A Blog by the Editor of The Middle East Journal

Putting Middle Eastern Events in Cultural and Historical Context

Thursday, March 24, 2011

A Moment for Outrage: Abuse of Women in Egyptian Custody

The Egyptian Armed Forces Council, now ruling the country, portrays itself as the protector of the Revolution, and is still held in high esteem by many of the young people who made the Revolution. I have known a great many Egyptian senior officers, and have generally admired them more than their counterparts in the political realm. But in addition to its tin ear on the referendum and earlier crackdown on the encampment in Tahrir, we now have a profoundly disturbing accusation. Amnesty International says it has testimony that women arrested in the March 9 crackdown in Tahrir were subjected to strip searches (by women but within the sight of males) and "virginity tests," the latter an invasive examination by a man in a lab coat, accompanied by the threat that those found not to be virgins might be charged with prostitution. One woman who insisted she was a virgin but whose test allegedly "proved" otherwise (suggesting the man in the lab coat was no doctor) was reportedly beaten. The exact nature of these "virginity tests" is not spelled out. I cannot, however, imagine anything that doesn't border on criminal sexual abuse.

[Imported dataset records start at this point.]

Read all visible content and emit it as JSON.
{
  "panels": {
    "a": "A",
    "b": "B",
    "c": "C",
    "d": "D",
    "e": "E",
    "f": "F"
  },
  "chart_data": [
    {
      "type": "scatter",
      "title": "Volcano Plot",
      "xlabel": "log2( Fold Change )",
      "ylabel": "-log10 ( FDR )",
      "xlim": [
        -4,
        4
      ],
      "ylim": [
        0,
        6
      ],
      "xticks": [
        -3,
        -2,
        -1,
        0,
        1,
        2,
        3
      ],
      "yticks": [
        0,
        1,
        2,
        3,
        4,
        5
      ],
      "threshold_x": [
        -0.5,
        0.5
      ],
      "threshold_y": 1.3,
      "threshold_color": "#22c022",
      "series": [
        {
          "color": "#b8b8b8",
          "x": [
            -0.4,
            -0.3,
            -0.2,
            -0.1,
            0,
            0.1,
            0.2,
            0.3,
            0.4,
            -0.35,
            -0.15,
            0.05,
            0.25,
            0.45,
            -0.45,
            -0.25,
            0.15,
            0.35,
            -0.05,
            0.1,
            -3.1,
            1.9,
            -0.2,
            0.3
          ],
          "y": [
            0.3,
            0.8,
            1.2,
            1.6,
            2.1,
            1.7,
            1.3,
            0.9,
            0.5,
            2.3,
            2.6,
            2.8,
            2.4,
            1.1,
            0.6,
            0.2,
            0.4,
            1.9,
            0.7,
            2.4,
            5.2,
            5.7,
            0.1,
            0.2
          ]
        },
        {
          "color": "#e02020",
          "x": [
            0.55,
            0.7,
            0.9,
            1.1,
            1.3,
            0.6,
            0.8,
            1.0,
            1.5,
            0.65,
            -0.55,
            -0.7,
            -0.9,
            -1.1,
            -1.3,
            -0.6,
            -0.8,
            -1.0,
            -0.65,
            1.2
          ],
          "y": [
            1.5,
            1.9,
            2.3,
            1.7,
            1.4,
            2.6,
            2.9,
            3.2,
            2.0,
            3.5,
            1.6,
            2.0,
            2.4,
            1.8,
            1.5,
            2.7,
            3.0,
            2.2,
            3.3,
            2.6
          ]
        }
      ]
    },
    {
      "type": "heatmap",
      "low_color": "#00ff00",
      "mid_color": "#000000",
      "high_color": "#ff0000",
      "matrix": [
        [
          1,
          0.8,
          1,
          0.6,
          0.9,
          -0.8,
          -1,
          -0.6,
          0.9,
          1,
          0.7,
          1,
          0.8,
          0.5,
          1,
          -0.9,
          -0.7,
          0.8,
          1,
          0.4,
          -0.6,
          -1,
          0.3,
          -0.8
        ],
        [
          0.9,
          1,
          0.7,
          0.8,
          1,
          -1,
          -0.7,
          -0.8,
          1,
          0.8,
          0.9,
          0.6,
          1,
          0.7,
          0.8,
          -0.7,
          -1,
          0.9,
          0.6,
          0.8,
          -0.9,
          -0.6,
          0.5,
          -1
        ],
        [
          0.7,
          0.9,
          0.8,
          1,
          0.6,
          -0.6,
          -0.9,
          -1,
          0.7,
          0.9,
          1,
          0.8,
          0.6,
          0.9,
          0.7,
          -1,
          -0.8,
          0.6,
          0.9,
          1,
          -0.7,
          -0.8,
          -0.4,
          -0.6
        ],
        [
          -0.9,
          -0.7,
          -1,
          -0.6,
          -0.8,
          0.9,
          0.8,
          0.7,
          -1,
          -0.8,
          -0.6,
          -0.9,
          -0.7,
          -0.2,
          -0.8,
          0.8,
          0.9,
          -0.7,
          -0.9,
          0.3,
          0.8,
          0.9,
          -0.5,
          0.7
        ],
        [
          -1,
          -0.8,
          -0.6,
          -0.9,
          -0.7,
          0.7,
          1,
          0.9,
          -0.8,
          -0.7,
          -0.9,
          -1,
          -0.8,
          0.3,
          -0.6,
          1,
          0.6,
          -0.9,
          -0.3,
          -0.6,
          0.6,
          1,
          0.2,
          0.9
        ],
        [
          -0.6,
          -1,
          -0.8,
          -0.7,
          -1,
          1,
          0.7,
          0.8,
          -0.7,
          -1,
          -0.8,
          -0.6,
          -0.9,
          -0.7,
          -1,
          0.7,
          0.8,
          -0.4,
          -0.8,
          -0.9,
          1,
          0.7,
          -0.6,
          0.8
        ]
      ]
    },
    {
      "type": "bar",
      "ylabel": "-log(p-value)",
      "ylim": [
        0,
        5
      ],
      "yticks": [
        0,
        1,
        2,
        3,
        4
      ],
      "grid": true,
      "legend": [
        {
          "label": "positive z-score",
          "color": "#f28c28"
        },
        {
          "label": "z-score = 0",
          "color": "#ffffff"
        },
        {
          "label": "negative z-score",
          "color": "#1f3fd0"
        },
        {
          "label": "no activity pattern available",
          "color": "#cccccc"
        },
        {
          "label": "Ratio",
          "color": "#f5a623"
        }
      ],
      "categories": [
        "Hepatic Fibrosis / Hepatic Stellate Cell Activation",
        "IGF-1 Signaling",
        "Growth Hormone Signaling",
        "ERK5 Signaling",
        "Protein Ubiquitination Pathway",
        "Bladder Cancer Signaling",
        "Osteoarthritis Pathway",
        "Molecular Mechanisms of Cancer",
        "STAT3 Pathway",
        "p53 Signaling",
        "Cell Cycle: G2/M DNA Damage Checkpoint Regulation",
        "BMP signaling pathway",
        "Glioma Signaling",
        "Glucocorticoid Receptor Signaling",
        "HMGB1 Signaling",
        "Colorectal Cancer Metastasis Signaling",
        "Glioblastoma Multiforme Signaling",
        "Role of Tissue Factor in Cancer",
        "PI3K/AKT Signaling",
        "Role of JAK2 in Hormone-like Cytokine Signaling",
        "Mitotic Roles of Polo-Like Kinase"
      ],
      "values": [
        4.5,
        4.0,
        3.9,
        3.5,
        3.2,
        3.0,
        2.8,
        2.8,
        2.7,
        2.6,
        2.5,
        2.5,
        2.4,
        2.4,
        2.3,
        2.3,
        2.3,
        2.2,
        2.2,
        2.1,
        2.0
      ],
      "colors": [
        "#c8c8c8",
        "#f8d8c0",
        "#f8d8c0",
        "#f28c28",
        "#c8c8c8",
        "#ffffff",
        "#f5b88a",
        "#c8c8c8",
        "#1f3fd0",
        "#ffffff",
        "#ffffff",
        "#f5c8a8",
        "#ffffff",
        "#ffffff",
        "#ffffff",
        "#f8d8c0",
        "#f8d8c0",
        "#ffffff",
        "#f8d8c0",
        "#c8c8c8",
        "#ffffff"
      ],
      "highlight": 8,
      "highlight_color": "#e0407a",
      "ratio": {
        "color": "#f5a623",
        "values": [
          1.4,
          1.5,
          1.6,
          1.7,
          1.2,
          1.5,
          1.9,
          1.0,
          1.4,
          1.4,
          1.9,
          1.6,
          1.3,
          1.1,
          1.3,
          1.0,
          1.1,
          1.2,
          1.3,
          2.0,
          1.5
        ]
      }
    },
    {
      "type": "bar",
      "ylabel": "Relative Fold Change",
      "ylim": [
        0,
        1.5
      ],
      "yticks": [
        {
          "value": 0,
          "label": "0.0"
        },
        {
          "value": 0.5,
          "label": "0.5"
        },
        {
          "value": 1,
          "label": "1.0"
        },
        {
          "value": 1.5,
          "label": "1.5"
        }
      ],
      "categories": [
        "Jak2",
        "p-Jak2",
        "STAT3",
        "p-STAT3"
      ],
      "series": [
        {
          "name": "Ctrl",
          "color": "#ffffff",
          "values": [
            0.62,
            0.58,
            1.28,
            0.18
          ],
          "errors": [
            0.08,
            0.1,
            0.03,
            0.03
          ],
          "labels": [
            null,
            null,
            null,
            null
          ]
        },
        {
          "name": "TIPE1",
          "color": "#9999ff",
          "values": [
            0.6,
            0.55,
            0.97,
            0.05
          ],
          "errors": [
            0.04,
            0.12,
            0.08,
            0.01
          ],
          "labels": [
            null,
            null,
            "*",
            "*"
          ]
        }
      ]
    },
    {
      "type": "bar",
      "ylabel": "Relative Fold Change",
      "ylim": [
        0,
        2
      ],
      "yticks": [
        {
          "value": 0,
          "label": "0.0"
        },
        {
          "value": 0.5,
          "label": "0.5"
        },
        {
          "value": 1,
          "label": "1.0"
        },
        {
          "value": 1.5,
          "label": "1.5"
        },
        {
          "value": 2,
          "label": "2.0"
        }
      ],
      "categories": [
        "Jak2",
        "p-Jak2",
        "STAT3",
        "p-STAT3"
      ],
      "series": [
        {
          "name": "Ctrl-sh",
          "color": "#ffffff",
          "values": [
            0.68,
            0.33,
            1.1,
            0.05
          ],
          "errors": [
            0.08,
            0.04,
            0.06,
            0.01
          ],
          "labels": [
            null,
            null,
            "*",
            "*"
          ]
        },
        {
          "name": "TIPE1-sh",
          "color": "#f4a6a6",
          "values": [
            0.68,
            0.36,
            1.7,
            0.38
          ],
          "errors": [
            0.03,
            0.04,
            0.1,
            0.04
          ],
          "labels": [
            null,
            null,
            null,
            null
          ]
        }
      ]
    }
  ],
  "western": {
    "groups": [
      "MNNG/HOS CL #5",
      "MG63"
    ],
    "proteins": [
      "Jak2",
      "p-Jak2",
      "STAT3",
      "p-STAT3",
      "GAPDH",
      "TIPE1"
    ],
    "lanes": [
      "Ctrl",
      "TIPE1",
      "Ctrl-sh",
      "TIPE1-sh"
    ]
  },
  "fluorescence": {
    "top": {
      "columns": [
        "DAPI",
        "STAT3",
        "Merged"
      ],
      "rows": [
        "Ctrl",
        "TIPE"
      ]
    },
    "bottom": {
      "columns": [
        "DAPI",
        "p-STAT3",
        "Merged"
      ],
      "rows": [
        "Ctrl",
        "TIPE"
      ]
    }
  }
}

This was picked up today by many Western and some Egyptian press outlets, but all you really need to read is the Amnesty report linked above.

Words fail me. Well, not really, but since this is MEI's blog and not my personal pulpit I try to keep it PG-13 at worst, so I can't use the words that come to mind.

If this is true, and Amnesty isn't known for fabricating atrocities, it is a crime and if carried out under the auspices of the Army, a blot on the honor of the Army and of the state it currently represents. The Army denies it, but if anyone in uniform was involved in this, the Armed Forces Council should punish them severely. The honor of a great country and the honor of the uniform demand it.